Lehnert es alguien que llegó tarde a la religión. De alguna manera emigró a ella como adulto. Los inmigrantes son siempre también emigrantes. Dejan su país de origen porque les falta algo allí.

¿Pero qué le falta a aquel cuya existencia espiritual no tiene relación con Dios? Lehnert diría: Le falta el sentido de que algo falta. Al final, es una falta de palabra, la palabra religiosa, la palabra purificadora, sanadora, consoladora, interrogadora, prometedora, transformadora, una palabra de compromiso, una palabra que hace bienaventurado y no es de boca humana.

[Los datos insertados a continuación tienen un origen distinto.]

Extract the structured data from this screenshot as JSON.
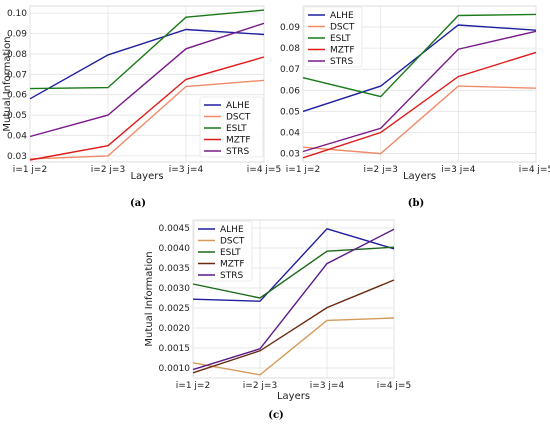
{
  "chart_data": [
    {
      "type": "line",
      "caption": "(a)",
      "xlabel": "Layers",
      "ylabel": "Mutual Information",
      "categories": [
        "i=1 j=2",
        "i=2 j=3",
        "i=3 j=4",
        "i=4 j=5"
      ],
      "ylim": [
        0.027,
        0.1035
      ],
      "yticks": [
        0.03,
        0.04,
        0.05,
        0.06,
        0.07,
        0.08,
        0.09,
        0.1
      ],
      "ytick_labels": [
        "0.03",
        "0.04",
        "0.05",
        "0.06",
        "0.07",
        "0.08",
        "0.09",
        "0.10"
      ],
      "grid": true,
      "legend": "bottom-right",
      "series": [
        {
          "name": "ALHE",
          "color": "#1f1f9f",
          "values": [
            0.058,
            0.0795,
            0.092,
            0.0895
          ]
        },
        {
          "name": "DSCT",
          "color": "#f08a6a",
          "values": [
            0.0285,
            0.03,
            0.064,
            0.067
          ]
        },
        {
          "name": "ESLT",
          "color": "#1a7a1a",
          "values": [
            0.063,
            0.0635,
            0.098,
            0.1015
          ]
        },
        {
          "name": "MZTF",
          "color": "#e01b1b",
          "values": [
            0.028,
            0.035,
            0.0675,
            0.0785
          ]
        },
        {
          "name": "STRS",
          "color": "#7a1a8a",
          "values": [
            0.0395,
            0.05,
            0.0825,
            0.095
          ]
        }
      ]
    },
    {
      "type": "line",
      "caption": "(b)",
      "xlabel": "Layers",
      "ylabel": "",
      "categories": [
        "i=1 j=2",
        "i=2 j=3",
        "i=3 j=4",
        "i=4 j=5"
      ],
      "ylim": [
        0.026,
        0.1
      ],
      "yticks": [
        0.03,
        0.04,
        0.05,
        0.06,
        0.07,
        0.08,
        0.09
      ],
      "ytick_labels": [
        "0.03",
        "0.04",
        "0.05",
        "0.06",
        "0.07",
        "0.08",
        "0.09"
      ],
      "grid": true,
      "legend": "top-left",
      "series": [
        {
          "name": "ALHE",
          "color": "#1f1f9f",
          "values": [
            0.05,
            0.062,
            0.091,
            0.0885
          ]
        },
        {
          "name": "DSCT",
          "color": "#f08a6a",
          "values": [
            0.033,
            0.03,
            0.062,
            0.061
          ]
        },
        {
          "name": "ESLT",
          "color": "#1a7a1a",
          "values": [
            0.066,
            0.057,
            0.0955,
            0.096
          ]
        },
        {
          "name": "MZTF",
          "color": "#e01b1b",
          "values": [
            0.028,
            0.04,
            0.0665,
            0.078
          ]
        },
        {
          "name": "STRS",
          "color": "#7a1a8a",
          "values": [
            0.031,
            0.042,
            0.0795,
            0.088
          ]
        }
      ]
    },
    {
      "type": "line",
      "caption": "(c)",
      "xlabel": "Layers",
      "ylabel": "Mutual Information",
      "categories": [
        "i=1 j=2",
        "i=2 j=3",
        "i=3 j=4",
        "i=4 j=5"
      ],
      "ylim": [
        0.00075,
        0.0047
      ],
      "yticks": [
        0.001,
        0.0015,
        0.002,
        0.0025,
        0.003,
        0.0035,
        0.004,
        0.0045
      ],
      "ytick_labels": [
        "0.0010",
        "0.0015",
        "0.0020",
        "0.0025",
        "0.0030",
        "0.0035",
        "0.0040",
        "0.0045"
      ],
      "grid": true,
      "legend": "top-left",
      "series": [
        {
          "name": "ALHE",
          "color": "#1f1f9f",
          "values": [
            0.00272,
            0.00267,
            0.00448,
            0.00398
          ]
        },
        {
          "name": "DSCT",
          "color": "#d49a5a",
          "values": [
            0.00113,
            0.00083,
            0.00219,
            0.00225
          ]
        },
        {
          "name": "ESLT",
          "color": "#1a6a1a",
          "values": [
            0.0031,
            0.00275,
            0.00392,
            0.00402
          ]
        },
        {
          "name": "MZTF",
          "color": "#6a2a10",
          "values": [
            0.00088,
            0.00143,
            0.00251,
            0.0032
          ]
        },
        {
          "name": "STRS",
          "color": "#5a1a8a",
          "values": [
            0.00096,
            0.00148,
            0.00361,
            0.00447
          ]
        }
      ]
    }
  ]
}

De vuelta a la palabra poderosa

A tal palabra debe entregarse el hombre para recuperar su integridad. Se ha roto. La modernidad lo ha despedazado, fragmentado, descentrado, descompuesto, el lenguaje lo ha desolado. Esto ya no es solo una cuestión de fe, sino una de necesidad vital. La religión, la poesía, el arte, la música, el canto y el baile no pueden prescindir de la palabra poderosa. La que tiene poder sobre nosotros y nos da poder sobre nosotros mismos. Aquel que la habla, la escucha, la lee, la canta, la baila, la toca, la dibuja, la forma, la pinta o la esculpe, entra en una relación con su ser más íntimo y al mismo tiempo con el ser de los otros. No hay necesidad de preocuparse por la realidad de Dios. Importante es el acto religioso, no su objeto. La realidad de Dios no es una condición previa para el acto religioso, sino su resultado. El acto religioso crea al Dios que lo hace posible. Como la poesía crea al poeta.

No se trata de volver a los dioses de la antigüedad, sino de volver a un mundo en el que los dioses puedan existir. Un mundo de muchas dimensiones, no solo de dos o tres. Un mundo en el que las personas puedan vivir como criaturas, no como creadores. Un mundo en el que puedan maravillarse, no solo calcular y controlar. Un mundo en el que puedan adorar, no solo usar y consumir.

Un mundo así tiene espacio para el misterio, para lo inexplicable, para lo que va más allá de la comprensión humana. Un mundo así puede ser un hogar para Dios, incluso si es solo en el subjuntivo, como si existiera. Porque incluso en el subjuntivo, Dios tiene poder. Puede transformar, consolar, inspirar y guiar. Puede ser una fuente de esperanza y un refugio en tiempos de dificultad.

Al final, tal vez no importa si Dios existe en el sentido literal o no. Lo que importa es lo que Dios significa para nosotros, cómo nos afecta y nos cambia. Si Dios es una idea, una metáfora, un símbolo o una realidad literal, tal vez sea menos importante que lo que hacemos con esa idea, cómo la vivimos y cómo nos permite vivir nuestras vidas con mayor profundidad, significado y compasión.